Responsabilité du titulaire d’un compte d’un service en ligne du fait de commentaires postés par des tiers

CEDH, 2 septembre 2021, Sanchez c. France, n° 45581/15.

Par un arrêt du 2 septembre 2021, Sanchez c. France, n° 45581/15, la Cour européenne des droits de l’homme (CEDH) confirme la décision rendue par les juridictions françaises qui ont considéré que, en sa qualité de producteur du site, le titulaire d’un compte d’un service de communication au public en ligne peut être tenu pour responsable de commentaires, constitutifs d’abus de la liberté d’expression (messages à caractère haineux et discriminatoire), postés par des tiers si, dès qu’il en a eu connaissance, il n’a pas procédé à leur retrait.

C’est essentiellement par référence aux dispositions du droit (distinct) de l’Union européenne, relatives à la définition et à la responsabilité des hébergeurs, qu’a été retenue, par la CEDH, la responsabilité de celui que, pour parvenir au même résultat, les juridictions françaises ont, dans cette affaire, pourtant qualifié de producteur.

La directive 2000/31/CE, du 8 juin 2000, relative à certains aspects juridiques des services de la société de l’information et notamment le commerce électronique dans le marché intérieur, transposée en droit français par la loi n° 2004-575, du 21 juin 2004, pour la confiance dans l’économie numérique (LCEN), dispose, en son article 14, à propos des hébergeurs, que « les États membres veillent à ce que, en cas de fourniture d’un service de la société de l’information consistant à stocker des informations fournies par un destinataire du service, le prestataire ne soit pas responsable des informations stockées à la demande d’un destinataire du service à condition que : a) le prestataire n’ait pas effectivement connaissance de l’activité ou de l’information illicite et […] de faits ou de circonstances selon lesquels l’activité ou l’information illicite est apparue, ou b) le prestataire, dès le moment où il a eu de telles connaissances, agisse promptement pour retirer les informations ou rendre l’accès à celles-ci impossible ». Cela signifie que, dans le cas contraire, la responsabilité des hébergeurs peut être engagée.

En cette affaire, la Cour européenne relève que le titulaire du compte « ne s’est pas vu reprocher l’usage de son droit à la liberté d’expression […] mais son manque de vigilance et de réaction concernant certains commentaires publiés » par des tiers.

Elle retient que, alors que l’auteur d’un des messages litigieux l’avait de lui-même immédiatement retiré, un autre des commentaires, faute d’avoir été retiré par le détenteur du compte, était encore visible près de six semaines après sa publication.

Elle ajoute que l’intéressé « n’a pas été poursuivi en lieu et place » des auteurs des commentaires en cause, mais en qualité de titulaire du compte.

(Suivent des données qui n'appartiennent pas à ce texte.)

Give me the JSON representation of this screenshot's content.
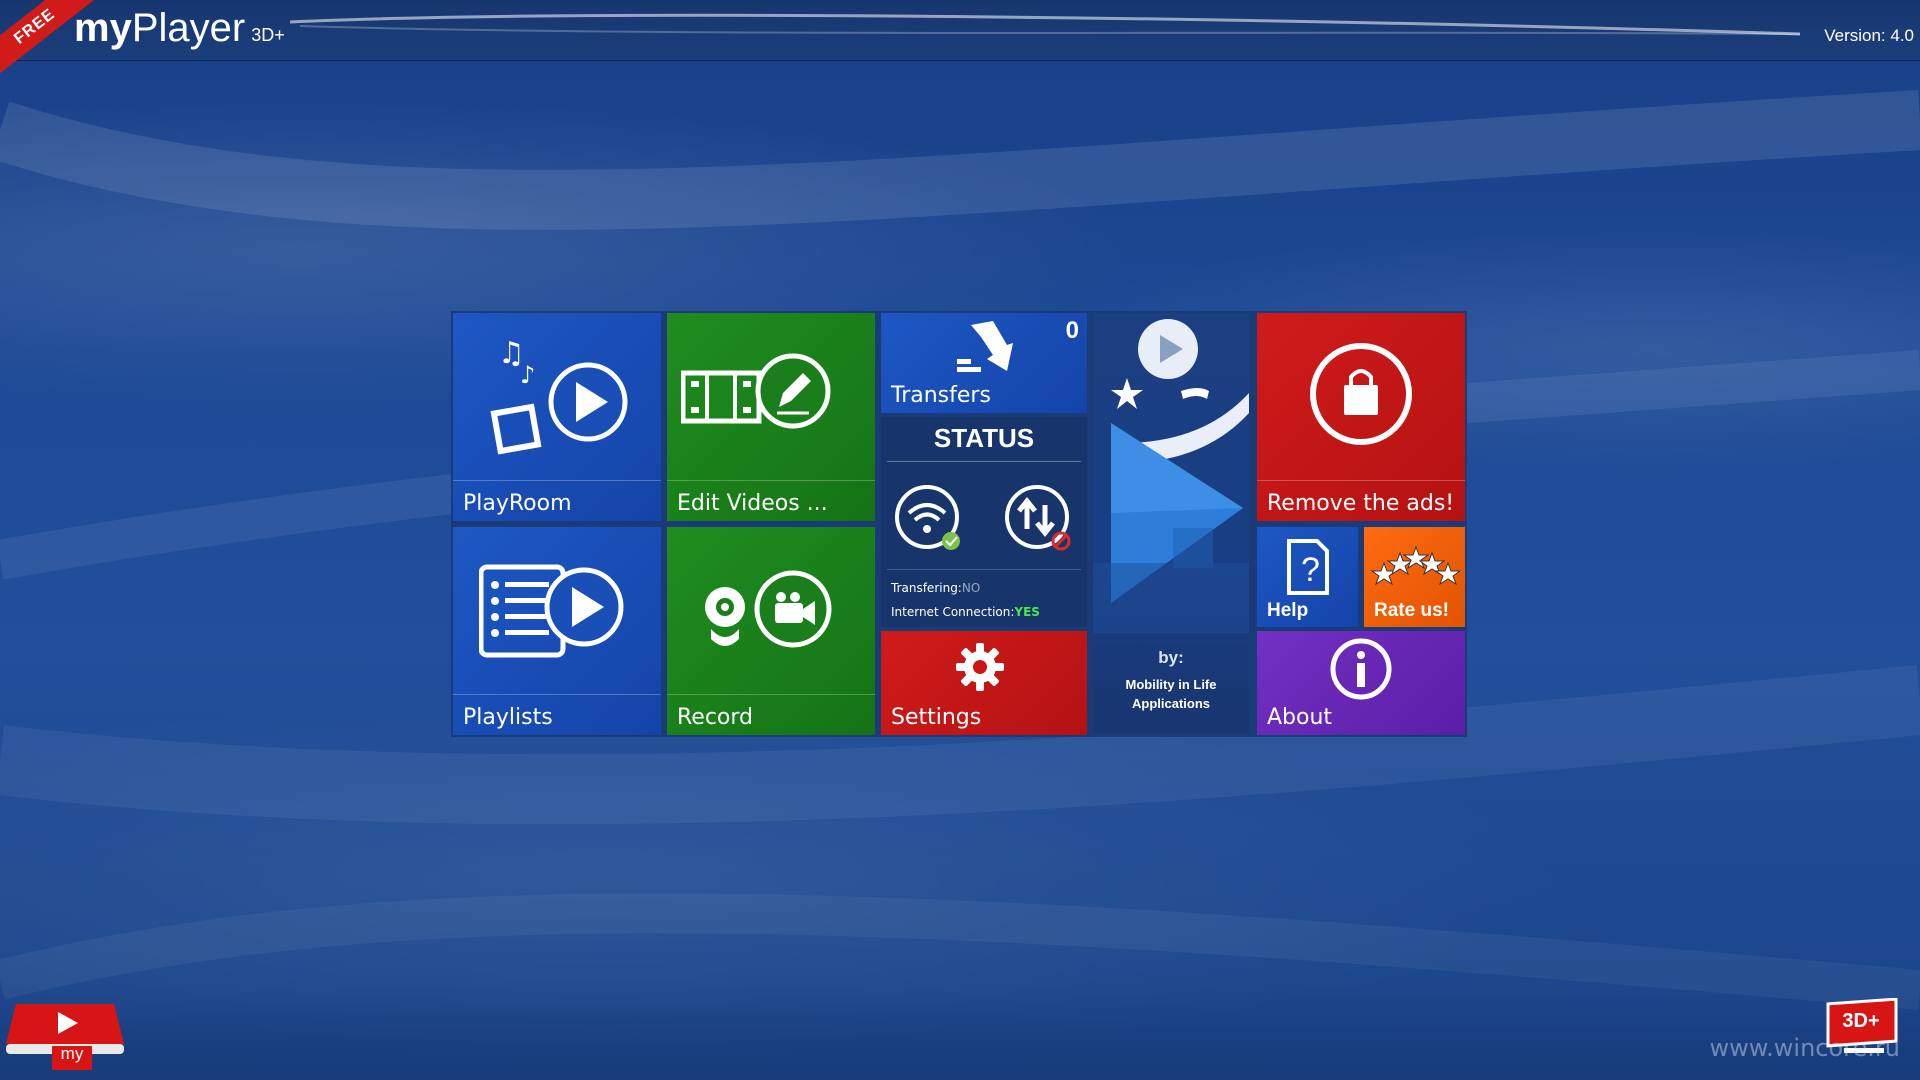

Elle estime que cela implique, pour lui, « des obligations spécifiques, en particulier lorsque », comme en l’espèce, il « décide de ne pas faire usage de la possibilité qui lui est offerte d’en limiter l’accès, choisissant, au contraire, de le rendre accessible à tout public ».

L’arrêt estime que, au vu des circonstances spécifiques de cette affaire, la décision des juridictions françaises de condamner le titulaire du compte, « faute, pour celui-ci, d’avoir promptement supprimé les propos illicites publiés par des tiers […] reposait sur des motifs pertinents et suffisants », et que, « dès lors, l’ingérence litigieuse », que constitue la condamnation prononcée par les juridictions françaises, « peut passer pour « nécessaire dans une société démocratique » ». En conséquence, il conclut qu’« il n’y a pas eu violation de l’article 10 de la Convention » de sauvegarde des droits de l’homme et des libertés fondamentales qui consacre la « liberté d’expression », tout en admettant, en son paragraphe 2, que des « restrictions » puissent y être apportées, visant notamment à « la protection de la réputation ou des droits d’autrui », à laquelle peut être rattachée la lutte contre les messages haineux et discriminatoires, cause de la condamnation prononcée en l’espèce.